About IGM Biosciences, Inc.
Headquartered in Mountain View, California, IGM Biosciences is a biotechnology company focused on creating and developing engineered IgM antibodies for the treatment of cancer patients. Since 2010, IGM Biosciences has worked to overcome the manufacturing and protein engineering hurdles that have limited the therapeutic use of IgM antibodies. Through its efforts, IGM Biosciences has created a proprietary IgM technology platform for the development of IgM antibodies for those clinical indications where their inherent properties may provide advantages as compared to IgG antibodies.

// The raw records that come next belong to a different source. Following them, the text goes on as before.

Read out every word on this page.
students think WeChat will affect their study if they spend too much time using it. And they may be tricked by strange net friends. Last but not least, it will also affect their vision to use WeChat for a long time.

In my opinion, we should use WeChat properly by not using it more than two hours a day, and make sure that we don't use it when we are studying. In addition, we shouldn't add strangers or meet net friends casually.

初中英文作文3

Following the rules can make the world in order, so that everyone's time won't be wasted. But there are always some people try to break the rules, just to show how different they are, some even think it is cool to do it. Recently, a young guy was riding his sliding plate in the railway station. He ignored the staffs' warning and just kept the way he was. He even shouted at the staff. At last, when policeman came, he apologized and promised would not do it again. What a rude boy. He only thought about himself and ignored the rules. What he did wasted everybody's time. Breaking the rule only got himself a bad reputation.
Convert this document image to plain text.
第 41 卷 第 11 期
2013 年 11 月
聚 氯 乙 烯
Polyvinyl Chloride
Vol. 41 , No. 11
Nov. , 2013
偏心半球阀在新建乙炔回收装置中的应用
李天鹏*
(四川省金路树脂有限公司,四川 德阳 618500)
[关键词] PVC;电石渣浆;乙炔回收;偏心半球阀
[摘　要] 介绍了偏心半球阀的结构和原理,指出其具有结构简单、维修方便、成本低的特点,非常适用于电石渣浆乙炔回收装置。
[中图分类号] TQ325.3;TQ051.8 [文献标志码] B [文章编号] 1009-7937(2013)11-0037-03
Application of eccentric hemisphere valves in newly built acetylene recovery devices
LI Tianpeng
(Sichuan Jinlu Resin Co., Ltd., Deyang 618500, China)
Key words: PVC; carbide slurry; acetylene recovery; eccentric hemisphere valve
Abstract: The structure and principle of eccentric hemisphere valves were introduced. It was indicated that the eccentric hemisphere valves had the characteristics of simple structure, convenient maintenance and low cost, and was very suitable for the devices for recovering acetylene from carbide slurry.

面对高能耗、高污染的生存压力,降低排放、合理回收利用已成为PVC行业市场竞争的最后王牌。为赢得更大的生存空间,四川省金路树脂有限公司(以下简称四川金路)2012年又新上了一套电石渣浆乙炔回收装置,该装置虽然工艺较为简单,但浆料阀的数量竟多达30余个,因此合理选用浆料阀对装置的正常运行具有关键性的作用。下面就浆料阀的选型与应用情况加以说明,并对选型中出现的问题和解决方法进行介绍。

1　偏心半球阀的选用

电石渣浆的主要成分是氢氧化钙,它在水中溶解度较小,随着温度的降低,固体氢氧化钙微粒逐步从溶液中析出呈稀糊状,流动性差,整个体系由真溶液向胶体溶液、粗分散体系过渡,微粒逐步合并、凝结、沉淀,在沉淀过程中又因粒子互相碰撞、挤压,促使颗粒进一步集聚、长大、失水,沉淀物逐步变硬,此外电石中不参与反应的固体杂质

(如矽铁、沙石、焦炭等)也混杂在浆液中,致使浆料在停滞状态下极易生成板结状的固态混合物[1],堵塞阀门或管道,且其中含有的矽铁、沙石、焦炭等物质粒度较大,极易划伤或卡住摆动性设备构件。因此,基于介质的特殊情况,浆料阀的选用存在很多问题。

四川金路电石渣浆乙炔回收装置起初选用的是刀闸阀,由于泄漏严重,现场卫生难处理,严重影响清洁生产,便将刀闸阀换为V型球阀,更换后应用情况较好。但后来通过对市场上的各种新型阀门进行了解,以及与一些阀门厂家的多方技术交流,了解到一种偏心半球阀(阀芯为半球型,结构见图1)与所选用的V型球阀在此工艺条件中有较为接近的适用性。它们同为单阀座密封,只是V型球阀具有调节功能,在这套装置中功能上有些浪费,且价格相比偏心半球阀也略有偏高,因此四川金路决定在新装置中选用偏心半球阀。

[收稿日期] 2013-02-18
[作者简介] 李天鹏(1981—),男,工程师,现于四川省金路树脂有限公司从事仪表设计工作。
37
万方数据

Cautionary Note Regarding Forward-Looking Statements
This press release contains forward-looking statements within the meaning of The Private Securities Litigation Reform Act of 1995. Forward-looking statements generally relate to future events or IGMBiosciences’ future financial or operating performance. Such forward-looking statements include, but are not limited to, statements regarding the Company’s Phase 1 clinical trial of IGM-2323. Such statements are subject to numerous important factors, risks and uncertainties that may cause actual events or results to differ materially, including but not limited to: IGM Biosciences’ early stages of clinical drug development; uncertainties related to the use of engineered IgM antibodies, which is a novel and unproven therapeutic approach; IGM Biosciences’ ability to advance product candidates into, and successfully complete, clinical trials on the timelines it projects; IGM Biosciences’ ability to adequately demonstrate sufficient safety and efficacy of its product candidates; IGM Biosciences’ ability to enroll patients in its ongoing and future clinical trials; IGM Biosciences’ ability to successfully manufacture and supply its product candidates for clinical trials; IGM Biosciences’ ability to obtain additional capital to finance its operations; uncertainties related to the projections of the size of patient populations suffering from the diseases IGM Biosciences is targeting; IGM Biosciences’ ability to obtain, maintain, and protect its intellectual property rights; developments relating to IGM Biosciences’ competitors and its industry, including competing product candidates and therapies; general economic and market conditions; and other risks and uncertainties, including those more fully described in IGM Biosciences’ filings with the Securities and Exchange Commission (“SEC”), including IGM Biosciences’ prospectus filed pursuant to Rule 424(b) under the Securities Act of 1933, as amended, dated September 17, 2019 and in IGM Biosciences’ future reports to be filed with the SEC. Any forward-looking statements contained in this press release speak only as of the date hereof, and IGM Biosciences specifically disclaims any obligation to update any forward-looking statement, except as required by law.